CASE STUDY: How Modess used politics in the Philippines

Teenagers in the Philippines want to be empowered and change the negative stereotype that adults place on them. Adults can vote and choose their leaders, but what about the underage teens who can’t? Johnson & Johnson tapped into this premise to connect to young teenagers in the Philippines.

Modess: gave teenagers a platform for expression
Modess: gave teenagers a platform for expression

Modess is the market leader in the sanitary napkin category in the Philippines, but its connection to the young category users has weakened due to intense competition. Modess is not a brand of choice or consideration for this young population.

The challenge was to appeal and build an emotional connection with teenagers. Teens are at a life stage (puberty), where the agenda is to make their own choices, have their opinions heard, and are enthusiastic to be a part of a purpose. Due to societal & parental restrictions, freedom of space and speech gives them a sense of pride in their peer group.

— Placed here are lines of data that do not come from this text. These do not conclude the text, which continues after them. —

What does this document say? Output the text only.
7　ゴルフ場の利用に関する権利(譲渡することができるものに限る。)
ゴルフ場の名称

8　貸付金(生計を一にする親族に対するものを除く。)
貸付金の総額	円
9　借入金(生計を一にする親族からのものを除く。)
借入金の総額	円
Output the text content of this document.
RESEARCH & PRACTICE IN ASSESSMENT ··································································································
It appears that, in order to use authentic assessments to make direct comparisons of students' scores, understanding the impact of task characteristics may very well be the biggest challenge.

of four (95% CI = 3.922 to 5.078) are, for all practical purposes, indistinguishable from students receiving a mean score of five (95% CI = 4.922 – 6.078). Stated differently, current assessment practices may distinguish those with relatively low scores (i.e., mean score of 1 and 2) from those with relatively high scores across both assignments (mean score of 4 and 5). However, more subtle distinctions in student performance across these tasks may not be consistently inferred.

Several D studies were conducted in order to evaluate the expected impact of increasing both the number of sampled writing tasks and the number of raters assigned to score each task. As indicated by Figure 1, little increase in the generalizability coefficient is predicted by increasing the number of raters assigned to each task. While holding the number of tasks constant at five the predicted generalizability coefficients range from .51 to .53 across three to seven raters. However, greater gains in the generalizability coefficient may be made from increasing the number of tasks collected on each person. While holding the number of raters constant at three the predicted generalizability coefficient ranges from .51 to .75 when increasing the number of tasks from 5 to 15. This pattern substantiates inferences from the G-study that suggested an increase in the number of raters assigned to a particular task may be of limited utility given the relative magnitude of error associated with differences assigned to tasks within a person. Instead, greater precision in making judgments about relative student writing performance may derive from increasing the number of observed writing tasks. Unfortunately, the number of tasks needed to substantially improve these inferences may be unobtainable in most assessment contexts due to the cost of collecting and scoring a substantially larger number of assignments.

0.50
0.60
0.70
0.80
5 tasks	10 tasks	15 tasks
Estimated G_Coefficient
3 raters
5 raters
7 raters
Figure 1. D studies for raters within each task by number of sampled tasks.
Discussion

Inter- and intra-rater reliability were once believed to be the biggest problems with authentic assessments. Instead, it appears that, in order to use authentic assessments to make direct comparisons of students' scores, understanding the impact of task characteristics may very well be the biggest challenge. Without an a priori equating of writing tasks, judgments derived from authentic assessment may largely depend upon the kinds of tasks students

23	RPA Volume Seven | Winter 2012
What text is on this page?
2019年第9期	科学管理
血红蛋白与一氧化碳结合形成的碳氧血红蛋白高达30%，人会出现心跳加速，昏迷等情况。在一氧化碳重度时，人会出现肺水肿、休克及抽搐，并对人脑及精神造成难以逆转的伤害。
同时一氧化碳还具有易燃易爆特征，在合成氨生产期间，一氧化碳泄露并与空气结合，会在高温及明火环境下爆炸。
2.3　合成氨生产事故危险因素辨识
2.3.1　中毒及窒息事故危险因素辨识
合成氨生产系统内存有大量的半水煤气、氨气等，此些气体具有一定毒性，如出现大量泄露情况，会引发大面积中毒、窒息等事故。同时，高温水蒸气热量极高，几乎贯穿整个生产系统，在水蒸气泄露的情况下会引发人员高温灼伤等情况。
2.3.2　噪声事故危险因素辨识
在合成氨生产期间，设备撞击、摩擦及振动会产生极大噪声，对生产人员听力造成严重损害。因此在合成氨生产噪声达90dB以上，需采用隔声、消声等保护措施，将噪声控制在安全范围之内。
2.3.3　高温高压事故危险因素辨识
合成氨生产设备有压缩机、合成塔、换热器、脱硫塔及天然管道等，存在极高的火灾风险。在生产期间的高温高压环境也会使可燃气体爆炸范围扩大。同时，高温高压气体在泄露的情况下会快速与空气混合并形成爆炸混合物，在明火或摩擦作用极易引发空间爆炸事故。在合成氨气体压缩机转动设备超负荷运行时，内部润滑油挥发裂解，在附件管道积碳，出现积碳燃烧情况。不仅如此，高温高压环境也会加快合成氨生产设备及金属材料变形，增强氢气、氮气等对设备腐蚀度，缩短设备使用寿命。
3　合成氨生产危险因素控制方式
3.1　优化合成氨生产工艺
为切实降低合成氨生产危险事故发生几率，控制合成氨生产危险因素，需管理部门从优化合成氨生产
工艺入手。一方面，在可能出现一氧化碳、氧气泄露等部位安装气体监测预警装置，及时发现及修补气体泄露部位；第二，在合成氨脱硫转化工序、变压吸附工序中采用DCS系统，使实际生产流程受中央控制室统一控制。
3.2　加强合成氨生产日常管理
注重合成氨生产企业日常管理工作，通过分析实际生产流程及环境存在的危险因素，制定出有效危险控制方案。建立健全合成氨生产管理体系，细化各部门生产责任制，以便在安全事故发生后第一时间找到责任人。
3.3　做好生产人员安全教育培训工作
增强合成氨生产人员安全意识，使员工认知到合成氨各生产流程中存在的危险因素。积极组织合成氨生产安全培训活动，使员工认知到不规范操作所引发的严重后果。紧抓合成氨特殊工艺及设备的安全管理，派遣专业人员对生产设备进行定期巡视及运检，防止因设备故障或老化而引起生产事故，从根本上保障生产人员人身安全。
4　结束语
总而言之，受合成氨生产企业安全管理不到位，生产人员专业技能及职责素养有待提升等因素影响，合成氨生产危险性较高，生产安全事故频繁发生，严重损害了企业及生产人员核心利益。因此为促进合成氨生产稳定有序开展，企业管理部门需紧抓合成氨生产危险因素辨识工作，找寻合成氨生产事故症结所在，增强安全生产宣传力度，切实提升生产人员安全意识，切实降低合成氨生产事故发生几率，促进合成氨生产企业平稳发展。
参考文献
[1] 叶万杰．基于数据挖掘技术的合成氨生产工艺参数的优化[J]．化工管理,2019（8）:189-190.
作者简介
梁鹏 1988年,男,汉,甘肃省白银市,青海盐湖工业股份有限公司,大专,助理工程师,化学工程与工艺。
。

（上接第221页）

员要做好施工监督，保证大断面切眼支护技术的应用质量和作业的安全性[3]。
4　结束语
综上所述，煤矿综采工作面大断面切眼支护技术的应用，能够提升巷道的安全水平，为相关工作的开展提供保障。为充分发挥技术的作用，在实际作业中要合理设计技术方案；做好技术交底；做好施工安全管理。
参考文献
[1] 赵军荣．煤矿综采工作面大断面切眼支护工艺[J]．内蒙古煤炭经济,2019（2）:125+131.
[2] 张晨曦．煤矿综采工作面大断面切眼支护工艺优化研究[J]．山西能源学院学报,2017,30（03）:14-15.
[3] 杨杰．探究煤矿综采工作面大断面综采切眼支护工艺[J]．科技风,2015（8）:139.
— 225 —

Modess tapped into this insight and launched a platform for teenagers via ‘Your Voice, Your Move’. The campaign got the teens canvassing to the senators about the change they wanted. Their “charter of demands” got compiled in the form of opinions, in a book, that was given to Philippine senators. 

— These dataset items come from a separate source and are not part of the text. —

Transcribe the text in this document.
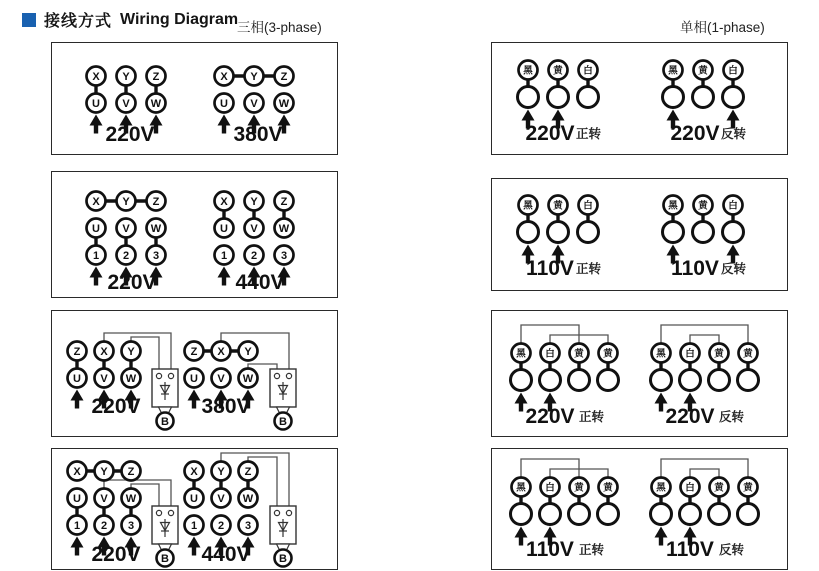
接线方式 Wiring Diagram
三相(3-phase)	单相(1-phase)
X Y Z
U V W
220V
X Y Z
U V W
380V
X Y Z
U V W
1 2 3
220V
X Y Z
U V W
1 2 3
440V
B
Z X Y
U V W
220V
B
Z X Y
U V W
380V
B
X Y Z
U V W
1 2 3
220V	B
X Y Z
U V W
1 2 3
440V
黑 黄 白
220V 正转
黑 黄 白
220V 反转
黑 黄 白
110V 正转
黑 黄 白
110V 反转
黑 白 黄 黄
220V 正转
黑 白 黄 黄
220V 反转
黑 白 黄 黄
110V 正转
黑 白 黄 黄
110V 反转
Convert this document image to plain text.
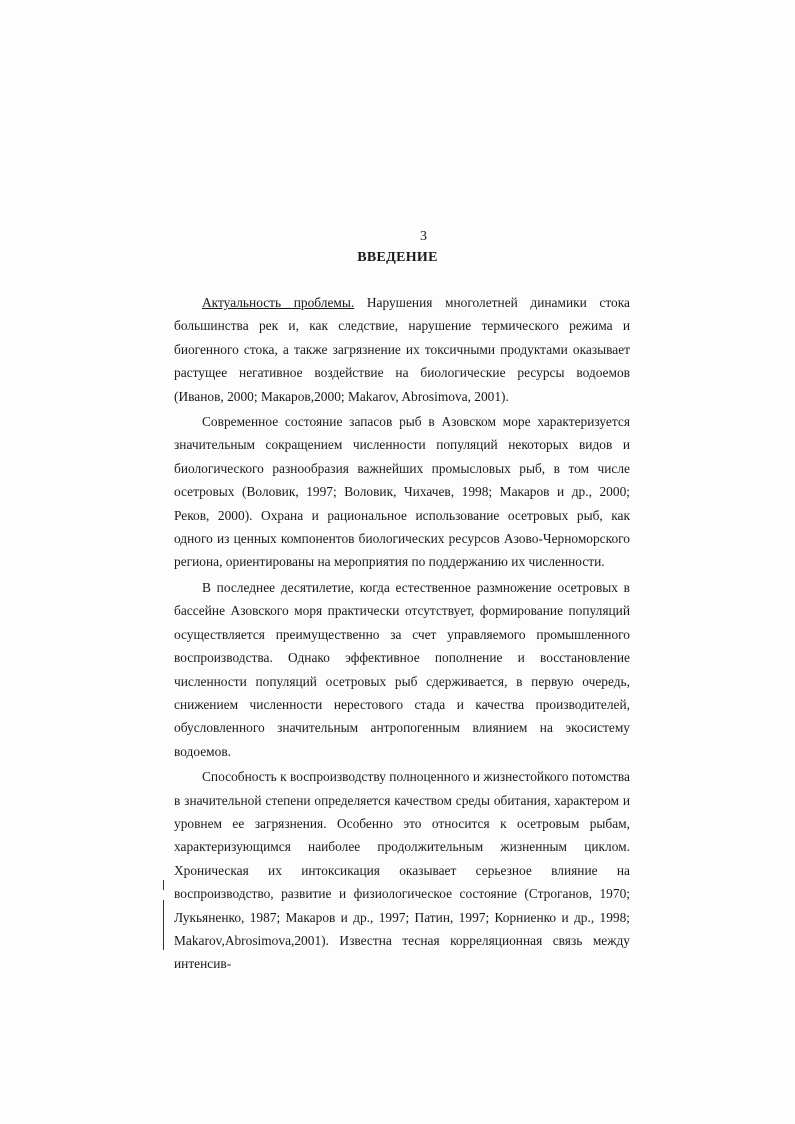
3
ВВЕДЕНИЕ

Актуальность проблемы. Нарушения многолетней динамики стока большинства рек и, как следствие, нарушение термического режима и биогенного стока, а также загрязнение их токсичными продуктами оказывает растущее негативное воздействие на биологические ресурсы водоемов (Иванов, 2000; Макаров,2000; Makarov, Abrosimova, 2001).

Современное состояние запасов рыб в Азовском море характеризуется значительным сокращением численности популяций некоторых видов и биологического разнообразия важнейших промысловых рыб, в том числе осетровых (Воловик, 1997; Воловик, Чихачев, 1998; Макаров и др., 2000; Реков, 2000). Охрана и рациональное использование осетровых рыб, как одного из ценных компонентов биологических ресурсов Азово-Черноморского региона, ориентированы на мероприятия по поддержанию их численности.

В последнее десятилетие, когда естественное размножение осетровых в бассейне Азовского моря практически отсутствует, формирование популяций осуществляется преимущественно за счет управляемого промышленного воспроизводства. Однако эффективное пополнение и восстановление численности популяций осетровых рыб сдерживается, в первую очередь, снижением численности нерестового стада и качества производителей, обусловленного значительным антропогенным влиянием на экосистему водоемов.

Способность к воспроизводству полноценного и жизнестойкого потомства в значительной степени определяется качеством среды обитания, характером и уровнем ее загрязнения. Особенно это относится к осетровым рыбам, характеризующимся наиболее продолжительным жизненным циклом. Хроническая их интоксикация оказывает серьезное влияние на воспроизводство, развитие и физиологическое состояние (Строганов, 1970; Лукьяненко, 1987; Макаров и др., 1997; Патин, 1997; Корниенко и др., 1998; Makarov,Abrosimova,2001). Известна тесная корреляционная связь между интенсив-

The May 2013 national election was the perfect opportunity for this to take shape. It enabled teens to participate in a nationwide event that historically would exclude them. 

The success of the campaign was dependent on response, the number of voices/messages received. The Key task was to gather the voices, messages, suggestions and opinions of female teens in the microsite and publish them in a book that was delivered to the newly elected senators.   

Through a partnership with a strong multi-platform network, the campaign was maximised nationwide on TV, digital, On-ground and OOH. Teen celebrities were used in the TV 30-sec call-to-action plugs that aired nationwide to entice teens to go to the microsite. The company hired celebrities who were sent to different cities to promote the campaign.  It was also heavily promoted on Facebook and on a strong female teen platform –  Once on the microsite, people were able to submit their message via text and video. At the end of the campaign, the book was launched through a PR event.

Thousands of teen voices were collected in the microsite and on-ground activations which were later published in a book that was delivered to the newly elected senators. Modess was not only able to arrest declining market shares and even grew by 120 percentage points following the campaign. Modess tested positively on brand imagery and trust among teens.